26 août 2007

Jean Baudrillard, Mots de passe, (note de lectura)





Editions Fayard, 2000.

« Il est paradoxal de faire le panorama rétrospectif d’une œuvre qui ne s’est jamais voulue prospective. » (p. 7)

Mots de passe... L’expression me semble assez bien dessiner une façon quasi initiatique d’entrer à l’intérieur des choses, sans pour autant en dresser un catalogue. Car les mots sont porteurs, générateurs d’idées, plus encore, peut-être, que l’inverse. Opérateurs de charme, opérateurs magiques, non seulement ils transmettent ces idées et ces choses, mais eux-mêmes se métaphorisent, se métabolisent les uns dans les autres, selon une sorte d’évolution en spirale. C’est ainsi qu’ils sont passeurs d’idées. » (p. 9)

Car le langage pense.
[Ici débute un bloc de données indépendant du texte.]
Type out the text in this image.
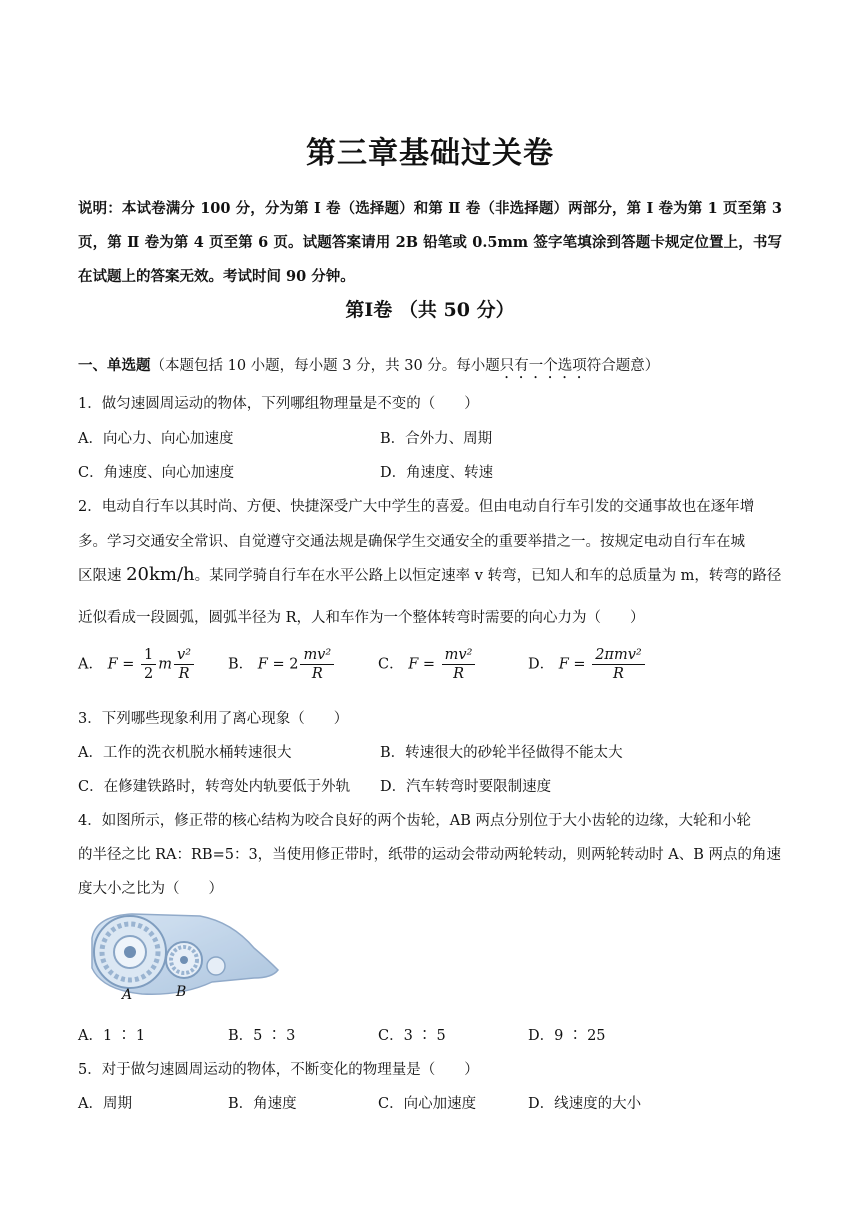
第三章基础过关卷
说明：本试卷满分 100 分，分为第 Ⅰ 卷（选择题）和第 Ⅱ 卷（非选择题）两部分，第 Ⅰ 卷为第 1 页至第 3 页，第 Ⅱ 卷为第 4 页至第 6 页。试题答案请用 2B 铅笔或 0.5mm 签字笔填涂到答题卡规定位置上，书写在试题上的答案无效。考试时间 90 分钟。
第Ⅰ卷 （共 50 分）
一、单选题（本题包括 10 小题，每小题 3 分，共 30 分。每小题只有一个选项符合题意）
1．做匀速圆周运动的物体，下列哪组物理量是不变的（　　）
A．向心力、向心加速度	B．合外力、周期
C．角速度、向心加速度	D．角速度、转速
2．电动自行车以其时尚、方便、快捷深受广大中学生的喜爱。但由电动自行车引发的交通事故也在逐年增
多。学习交通安全常识、自觉遵守交通法规是确保学生交通安全的重要举措之一。按规定电动自行车在城
区限速 20km/h。某同学骑自行车在水平公路上以恒定速率 v 转弯，已知人和车的总质量为 m，转弯的路径
近似看成一段圆弧，圆弧半径为 R，人和车作为一个整体转弯时需要的向心力为（　　）
A． $F = \frac{1}{2}$ m $\frac{\text{v²}}{R}$ B． $F = 2 \frac{\text{mv²}}{R}$	C． $F = \frac{\text{mv²}}{R}$	D． $F = \frac{\text{2πmv²}}{R}$
3．下列哪些现象利用了离心现象（　　）
A．工作的洗衣机脱水桶转速很大	B．转速很大的砂轮半径做得不能太大
C．在修建铁路时，转弯处内轨要低于外轨 D．汽车转弯时要限制速度
4．如图所示，修正带的核心结构为咬合良好的两个齿轮，AB 两点分别位于大小齿轮的边缘，大轮和小轮
的半径之比 RA：RB=5：3，当使用修正带时，纸带的运动会带动两轮转动，则两轮转动时 A、B 两点的角速
度大小之比为（　　）
A	B
A．1 ∶ 1	B．5 ∶ 3	C．3 ∶ 5	D．9 ∶ 25
5．对于做匀速圆周运动的物体，不断变化的物理量是（　　）
A．周期	B．角速度	C．向心加速度	D．线速度的大小
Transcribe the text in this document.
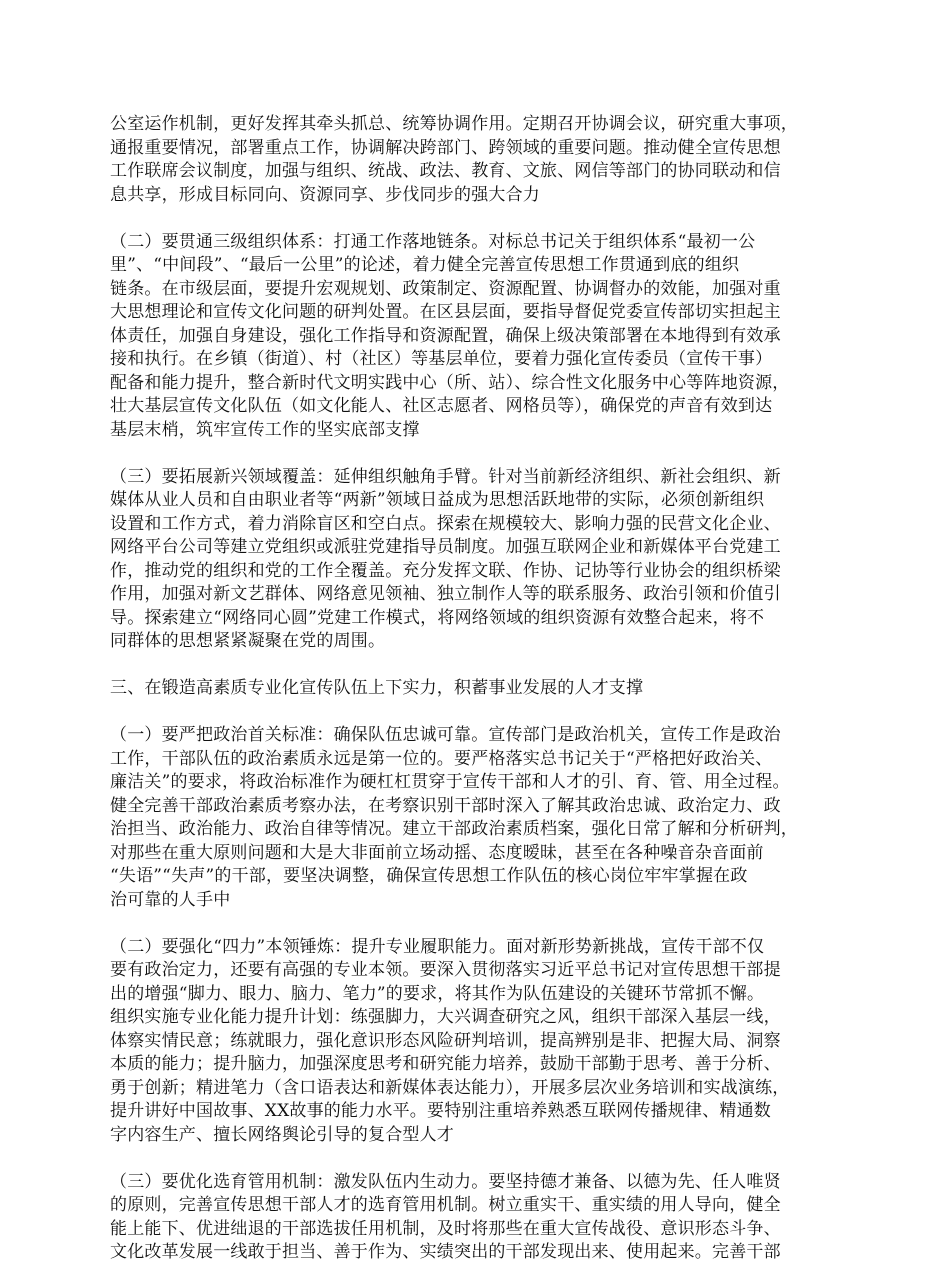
公室运作机制，更好发挥其牵头抓总、统筹协调作用。定期召开协调会议，研究重大事项，
通报重要情况，部署重点工作，协调解决跨部门、跨领域的重要问题。推动健全宣传思想
工作联席会议制度，加强与组织、统战、政法、教育、文旅、网信等部门的协同联动和信
息共享，形成目标同向、资源同享、步伐同步的强大合力
（二）要贯通三级组织体系：打通工作落地链条。对标总书记关于组织体系“最初一公
里”、“中间段”、“最后一公里”的论述，着力健全完善宣传思想工作贯通到底的组织
链条。在市级层面，要提升宏观规划、政策制定、资源配置、协调督办的效能，加强对重
大思想理论和宣传文化问题的研判处置。在区县层面，要指导督促党委宣传部切实担起主
体责任，加强自身建设，强化工作指导和资源配置，确保上级决策部署在本地得到有效承
接和执行。在乡镇（街道）、村（社区）等基层单位，要着力强化宣传委员（宣传干事）
配备和能力提升，整合新时代文明实践中心（所、站）、综合性文化服务中心等阵地资源，
壮大基层宣传文化队伍（如文化能人、社区志愿者、网格员等），确保党的声音有效到达
基层末梢，筑牢宣传工作的坚实底部支撑
（三）要拓展新兴领域覆盖：延伸组织触角手臂。针对当前新经济组织、新社会组织、新
媒体从业人员和自由职业者等“两新”领域日益成为思想活跃地带的实际，必须创新组织
设置和工作方式，着力消除盲区和空白点。探索在规模较大、影响力强的民营文化企业、
网络平台公司等建立党组织或派驻党建指导员制度。加强互联网企业和新媒体平台党建工
作，推动党的组织和党的工作全覆盖。充分发挥文联、作协、记协等行业协会的组织桥梁
作用，加强对新文艺群体、网络意见领袖、独立制作人等的联系服务、政治引领和价值引
导。探索建立“网络同心圆”党建工作模式，将网络领域的组织资源有效整合起来，将不
同群体的思想紧紧凝聚在党的周围。
三、在锻造高素质专业化宣传队伍上下实力，积蓄事业发展的人才支撑
（一）要严把政治首关标准：确保队伍忠诚可靠。宣传部门是政治机关，宣传工作是政治
工作，干部队伍的政治素质永远是第一位的。要严格落实总书记关于“严格把好政治关、
廉洁关”的要求，将政治标准作为硬杠杠贯穿于宣传干部和人才的引、育、管、用全过程。
健全完善干部政治素质考察办法，在考察识别干部时深入了解其政治忠诚、政治定力、政
治担当、政治能力、政治自律等情况。建立干部政治素质档案，强化日常了解和分析研判，
对那些在重大原则问题和大是大非面前立场动摇、态度暧昧，甚至在各种噪音杂音面前
“失语”“失声”的干部，要坚决调整，确保宣传思想工作队伍的核心岗位牢牢掌握在政
治可靠的人手中
（二）要强化“四力”本领锤炼：提升专业履职能力。面对新形势新挑战，宣传干部不仅
要有政治定力，还要有高强的专业本领。要深入贯彻落实习近平总书记对宣传思想干部提
出的增强“脚力、眼力、脑力、笔力”的要求，将其作为队伍建设的关键环节常抓不懈。
组织实施专业化能力提升计划：练强脚力，大兴调查研究之风，组织干部深入基层一线，
体察实情民意；练就眼力，强化意识形态风险研判培训，提高辨别是非、把握大局、洞察
本质的能力；提升脑力，加强深度思考和研究能力培养，鼓励干部勤于思考、善于分析、
勇于创新；精进笔力（含口语表达和新媒体表达能力），开展多层次业务培训和实战演练，
提升讲好中国故事、XX故事的能力水平。要特别注重培养熟悉互联网传播规律、精通数
字内容生产、擅长网络舆论引导的复合型人才
（三）要优化选育管用机制：激发队伍内生动力。要坚持德才兼备、以德为先、任人唯贤
的原则，完善宣传思想干部人才的选育管用机制。树立重实干、重实绩的用人导向，健全
能上能下、优进绌退的干部选拔任用机制，及时将那些在重大宣传战役、意识形态斗争、
文化改革发展一线敢于担当、善于作为、实绩突出的干部发现出来、使用起来。完善干部
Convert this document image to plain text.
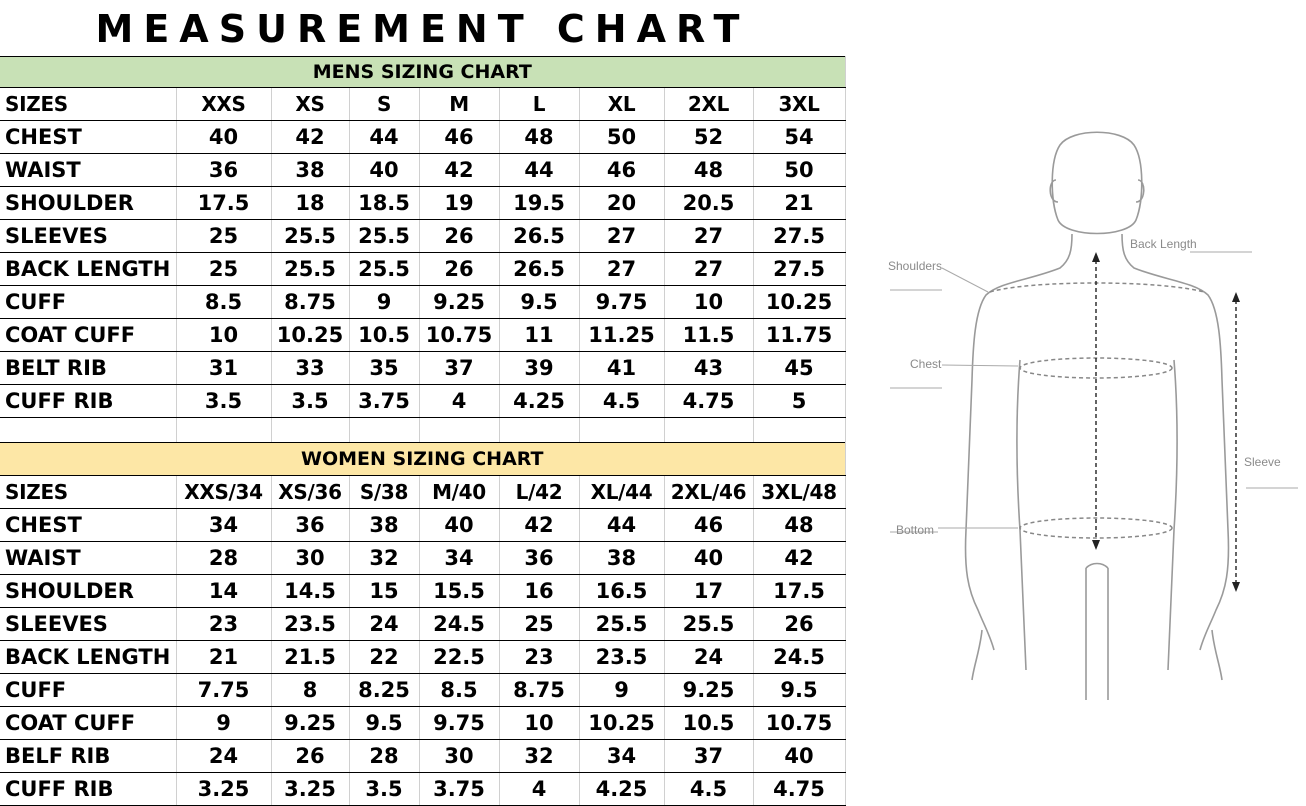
MEASUREMENT CHART
MENS SIZING CHART								
SIZES	XXS	XS	S	M	L	XL	2XL	3XL
CHEST	40	42	44	46	48	50	52	54
WAIST	36	38	40	42	44	46	48	50
SHOULDER	17.5	18	18.5	19	19.5	20	20.5	21
SLEEVES	25	25.5	25.5	26	26.5	27	27	27.5
BACK LENGTH	25	25.5	25.5	26	26.5	27	27	27.5
CUFF	8.5	8.75	9	9.25	9.5	9.75	10	10.25
COAT CUFF	10	10.25	10.5	10.75	11	11.25	11.5	11.75
BELT RIB	31	33	35	37	39	41	43	45
CUFF RIB	3.5	3.5	3.75	4	4.25	4.5	4.75	5

WOMEN SIZING CHART								
SIZES	XXS/34	XS/36	S/38	M/40	L/42	XL/44	2XL/46	3XL/48
CHEST	34	36	38	40	42	44	46	48
WAIST	28	30	32	34	36	38	40	42
SHOULDER	14	14.5	15	15.5	16	16.5	17	17.5
SLEEVES	23	23.5	24	24.5	25	25.5	25.5	26
BACK LENGTH	21	21.5	22	22.5	23	23.5	24	24.5
CUFF	7.75	8	8.25	8.5	8.75	9	9.25	9.5
COAT CUFF	9	9.25	9.5	9.75	10	10.25	10.5	10.75
BELF RIB	24	26	28	30	32	34	37	40
CUFF RIB	3.25	3.25	3.5	3.75	4	4.25	4.5	4.75
Shoulders
Back Length
Chest
Sleeve
Bottom
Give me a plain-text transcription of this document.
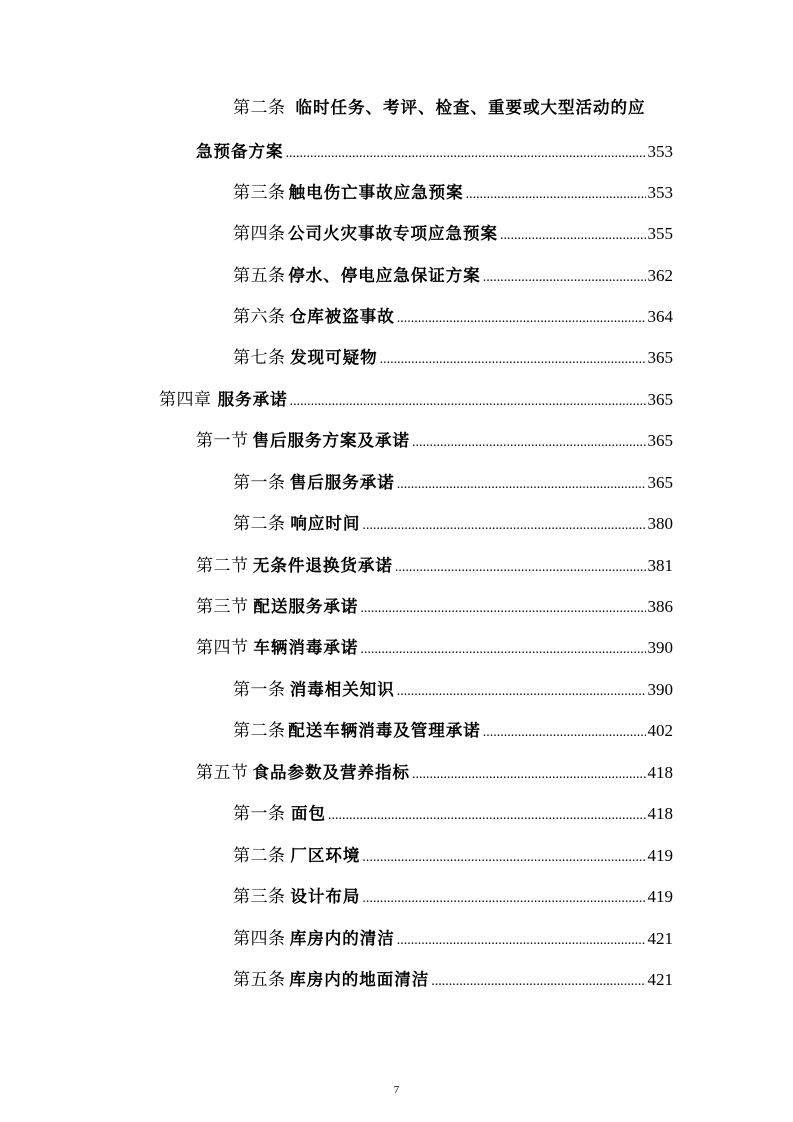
第二条 临时任务、考评、检查、重要或大型活动的应
急预备方案 .....	353
第三条 触电伤亡事故应急预案 .....	353
第四条 公司火灾事故专项应急预案 .....	355
第五条 停水、停电应急保证方案 .....	362
第六条 仓库被盗事故 .....	364
第七条 发现可疑物 .....	365
第四章 服务承诺 .....	365
第一节 售后服务方案及承诺 .....	365
第一条 售后服务承诺 .....	365
第二条 响应时间 .....	380
第二节 无条件退换货承诺 .....	381
第三节 配送服务承诺 .....	386
第四节 车辆消毒承诺 .....	390
第一条 消毒相关知识 .....	390
第二条 配送车辆消毒及管理承诺 .....	402
第五节 食品参数及营养指标 .....	418
第一条 面包 .....	418
第二条 厂区环境 .....	419
第三条 设计布局 .....	419
第四条 库房内的清洁 .....	421
第五条 库房内的地面清洁 .....	421
7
Les mots génèrent ou régénèrent les idées, ils font l’office d’« embrayeurs ».

« Donc, parce que les mots passent, trépassent, se métamorphosent, se font passeurs d’idées selon des filières imprévues, non calculées, l’expression « mots de passe » me semble permetre de ressaisir les choses à la fois en les cristallisant et en les situant dans une perspective ouverte, panoramique. » (p. 10)


L’objet

C’est le « mot de passe par excellence ».

Dans les années 60, le passage du primat de la production à celui de la consommation a mis les objets au premier plan.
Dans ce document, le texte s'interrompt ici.